“Disease cases from mosquito, tick, and flea bites tripled in the US from 2004 to 2016,” according to the CDC, with over 640,000 cases reported. They are blunt in their assessment that the U.S. is currently ill prepared to deal with vector borne diseases. State and local health departments, which the CDC notes are critical in controlling these diseases, are chronically underfunded.
Dr. Lyle R. Petersen, the agency’s director of vector-borne diseases, says that “the numbers on some of these diseases have gone to astronomical levels,” and that “the real case numbers were undoubtedly far larger.” He explains there are several factors at play:
“Ticks thriving in regions previously too cold for them, and hot spells triggering outbreaks of mosquito-borne diseases.

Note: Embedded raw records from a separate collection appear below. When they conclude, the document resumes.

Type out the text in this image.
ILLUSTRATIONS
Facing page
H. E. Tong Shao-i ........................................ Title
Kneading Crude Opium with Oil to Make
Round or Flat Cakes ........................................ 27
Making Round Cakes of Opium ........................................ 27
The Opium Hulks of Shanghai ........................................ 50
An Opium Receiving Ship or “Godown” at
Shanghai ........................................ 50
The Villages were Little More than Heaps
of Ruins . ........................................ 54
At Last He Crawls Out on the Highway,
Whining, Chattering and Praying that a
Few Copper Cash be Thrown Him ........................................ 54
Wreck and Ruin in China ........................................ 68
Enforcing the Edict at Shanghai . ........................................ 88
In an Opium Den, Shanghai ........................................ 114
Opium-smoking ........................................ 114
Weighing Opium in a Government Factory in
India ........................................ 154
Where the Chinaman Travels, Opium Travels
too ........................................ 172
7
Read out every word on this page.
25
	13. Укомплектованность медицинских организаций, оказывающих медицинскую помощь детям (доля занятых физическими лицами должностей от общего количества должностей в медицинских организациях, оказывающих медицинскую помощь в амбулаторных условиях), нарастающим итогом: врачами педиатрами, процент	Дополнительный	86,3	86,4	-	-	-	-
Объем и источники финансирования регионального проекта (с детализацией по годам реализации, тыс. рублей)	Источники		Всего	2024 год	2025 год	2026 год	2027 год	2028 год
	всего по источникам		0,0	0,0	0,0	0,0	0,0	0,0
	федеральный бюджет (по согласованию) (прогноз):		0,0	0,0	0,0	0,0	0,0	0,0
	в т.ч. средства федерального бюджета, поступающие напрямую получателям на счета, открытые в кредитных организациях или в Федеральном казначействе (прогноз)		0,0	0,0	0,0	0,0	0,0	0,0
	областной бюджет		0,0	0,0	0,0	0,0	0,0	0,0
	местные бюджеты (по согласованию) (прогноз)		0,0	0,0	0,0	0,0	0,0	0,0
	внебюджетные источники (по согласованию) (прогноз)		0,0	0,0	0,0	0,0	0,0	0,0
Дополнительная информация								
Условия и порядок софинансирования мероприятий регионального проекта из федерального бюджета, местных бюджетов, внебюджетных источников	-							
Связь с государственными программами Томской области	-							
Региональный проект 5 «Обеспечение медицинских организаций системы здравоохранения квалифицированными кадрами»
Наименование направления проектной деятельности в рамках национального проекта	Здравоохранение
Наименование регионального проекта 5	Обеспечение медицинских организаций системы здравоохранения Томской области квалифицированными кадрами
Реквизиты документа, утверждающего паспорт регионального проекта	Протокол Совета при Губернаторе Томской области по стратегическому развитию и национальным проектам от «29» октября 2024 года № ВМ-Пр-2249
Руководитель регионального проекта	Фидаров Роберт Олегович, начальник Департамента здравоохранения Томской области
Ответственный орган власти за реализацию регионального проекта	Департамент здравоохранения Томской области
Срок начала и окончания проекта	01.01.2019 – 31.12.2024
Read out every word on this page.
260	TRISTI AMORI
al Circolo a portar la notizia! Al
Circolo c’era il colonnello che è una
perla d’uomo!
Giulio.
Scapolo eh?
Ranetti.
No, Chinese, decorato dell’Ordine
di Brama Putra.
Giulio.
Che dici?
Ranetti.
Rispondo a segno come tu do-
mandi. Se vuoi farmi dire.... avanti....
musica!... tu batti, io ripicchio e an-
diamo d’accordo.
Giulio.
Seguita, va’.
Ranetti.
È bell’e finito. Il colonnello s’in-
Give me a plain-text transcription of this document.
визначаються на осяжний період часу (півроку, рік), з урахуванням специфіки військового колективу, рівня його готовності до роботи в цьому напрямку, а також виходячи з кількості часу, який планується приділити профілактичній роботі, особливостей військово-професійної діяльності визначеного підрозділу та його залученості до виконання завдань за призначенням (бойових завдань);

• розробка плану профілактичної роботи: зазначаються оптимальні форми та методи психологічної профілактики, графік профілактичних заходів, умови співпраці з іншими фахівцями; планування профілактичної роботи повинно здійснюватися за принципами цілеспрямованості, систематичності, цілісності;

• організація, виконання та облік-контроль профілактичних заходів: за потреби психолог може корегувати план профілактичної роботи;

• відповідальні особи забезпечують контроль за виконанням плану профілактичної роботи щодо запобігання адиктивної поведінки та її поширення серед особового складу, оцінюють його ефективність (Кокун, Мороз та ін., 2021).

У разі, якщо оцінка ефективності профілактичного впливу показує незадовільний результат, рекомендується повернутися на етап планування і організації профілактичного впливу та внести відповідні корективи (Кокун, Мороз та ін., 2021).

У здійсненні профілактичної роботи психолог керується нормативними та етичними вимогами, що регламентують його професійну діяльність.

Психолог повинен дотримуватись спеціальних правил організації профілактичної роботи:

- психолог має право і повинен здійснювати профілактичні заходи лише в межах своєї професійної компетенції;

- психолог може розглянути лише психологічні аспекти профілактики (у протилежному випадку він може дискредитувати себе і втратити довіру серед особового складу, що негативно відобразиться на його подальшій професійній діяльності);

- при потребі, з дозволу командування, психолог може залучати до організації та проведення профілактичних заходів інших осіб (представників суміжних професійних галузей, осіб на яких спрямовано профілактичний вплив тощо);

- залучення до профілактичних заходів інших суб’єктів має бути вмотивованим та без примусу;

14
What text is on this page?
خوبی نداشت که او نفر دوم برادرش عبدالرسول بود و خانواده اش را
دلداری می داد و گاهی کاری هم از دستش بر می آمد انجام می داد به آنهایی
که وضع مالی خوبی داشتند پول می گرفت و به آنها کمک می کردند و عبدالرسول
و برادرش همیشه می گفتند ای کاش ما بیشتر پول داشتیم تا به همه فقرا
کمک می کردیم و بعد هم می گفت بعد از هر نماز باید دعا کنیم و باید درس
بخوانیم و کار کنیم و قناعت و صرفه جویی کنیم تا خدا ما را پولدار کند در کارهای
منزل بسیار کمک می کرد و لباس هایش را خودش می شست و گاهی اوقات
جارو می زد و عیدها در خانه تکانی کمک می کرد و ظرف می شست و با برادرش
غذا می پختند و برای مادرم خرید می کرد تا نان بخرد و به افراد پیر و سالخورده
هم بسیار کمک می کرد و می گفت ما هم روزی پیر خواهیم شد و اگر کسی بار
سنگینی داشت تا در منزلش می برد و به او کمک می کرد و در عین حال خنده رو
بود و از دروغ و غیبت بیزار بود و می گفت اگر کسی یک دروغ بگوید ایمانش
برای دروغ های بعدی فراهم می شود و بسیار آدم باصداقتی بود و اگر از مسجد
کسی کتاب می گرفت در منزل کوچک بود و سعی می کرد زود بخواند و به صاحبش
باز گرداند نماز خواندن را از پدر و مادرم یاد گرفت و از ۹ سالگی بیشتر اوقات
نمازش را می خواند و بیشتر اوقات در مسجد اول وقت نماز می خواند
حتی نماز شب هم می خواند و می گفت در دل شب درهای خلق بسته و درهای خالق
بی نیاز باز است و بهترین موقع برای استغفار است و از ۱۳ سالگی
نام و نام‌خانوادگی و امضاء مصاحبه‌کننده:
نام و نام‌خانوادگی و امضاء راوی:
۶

Other factors include expanded human travel, suburban reforestation and a dearth of new vaccines to stop outbreaks…A recent survey of mosquito control agencies found that 84 percent needed help with such basics as surveillance and testing for resistance to pesticides”
A handful of super fun tick-borne diseases: Lyme disease, Anaplasmosis, Babesiosis, Rocky Mountain Spotted Fever, Powassan virus, and Tularemia.
For the mosquito lovers, there’s Chikungunya, Dengue, Eastern equine encephalitis, West Nile virus, Yellow fever, Zika, and malaria.
As you should know from reading this blog, the best known disease caused by fleas: the Plague.